El CONICET La Plata estuvo representado por su director y vicedirector, Gonzalo Veiga y Juan Antonio Ennis, respectivamente, en tanto que por la FCEx participaron la decana electa para el período 2026-2030 Silvana Stewart y el prosecretario de Derechos Humanos Mario Rentería. El acto fue conducido por el investigador del CONICET en el IFLySiB Tomás Grigera, y participó el vicedirector Rodolfo Borzi.

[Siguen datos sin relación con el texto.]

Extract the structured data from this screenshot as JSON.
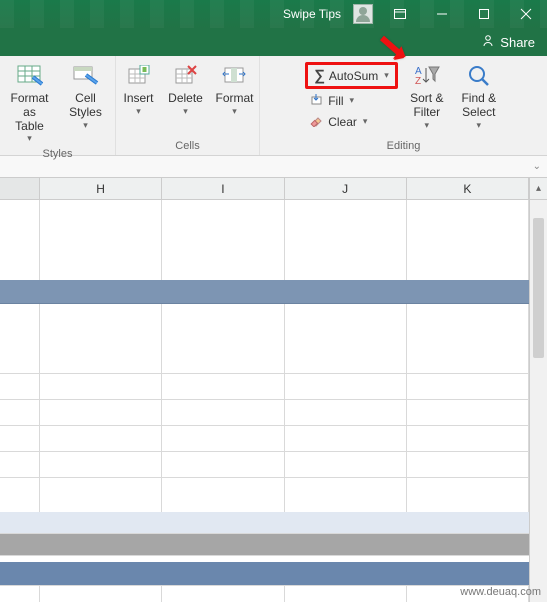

Durante el desarrollo de la actividad, se escuchó el testimonio de miembros y ex miembros del instituto con familiares que fueron víctimas del terrorismo de Estado. Entre ellos, expusieron Virginia Gentile, familiar de Natalia Lavalle (ex becaria del IFLySIB) y hermana de Estela Susana Gentile Basaldúa –asesinada en 1977–; el físico Osvaldo Cappannini, primo de Gustavo Delfor García Cappannini –desaparecido en 1976–; el físico Eduardo Tolosa, hermano de María Rosa Ana y Claudio Esteban Tolosa y cuñado de Juan Enrique Reggiardo –desaparecida desde 1977 y asesinados en 1977, respectivamente–; la física Inés Mogilner, prima de Juan Jacobo Mogilner y Matilde Itzigsohn –desaparecidos en 1977–; y la bióloga y especialista en Ciencias de la Educación Mariana Sanmartino, quien actualmente trabaja en el instituto y es sobrina de las mellizas Adriana y Cecilia Carranza, secuestradas y desparecidas en Córdoba en 1976.
A lo largo de sus exposiciones, que inundaron el ambiente de una profunda emoción y que fueron seguidas con respeto y atención por parte de los presentes, cada uno y cada una de quienes expusieron hicieron foco en distintos aspectos que permitieron definir humana y políticamente a sus familiares desaparecidos, desde sus gustos –los discos y películas de Elvis Presley que le arrancaban una sonrisa a Estela Gentile o las canciones de Raphael que se escuchaban en la casa cordobesa de la familia Carranza– hasta su convicción por las ideas que defendían y el país que soñaban.
Durante su alocución, Veiga apuntó que “mantener y construir memoria es un ejercicio muy importante no solo para la comunidad científica y universitaria, sino también para la comunidad en general”. El titular del CONICET La Plata subrayó lo significativo de este tipo de encuentros y los testimonios expuestos “para contribuir a esa construcción colectiva: tener siempre vivo qué pasó, cómo y por qué pasó”. En esa línea, resaltó que “son discusiones que se están dando en el ámbito científico académico, y debemos profundizar nuestro compromiso por sostenerlas”.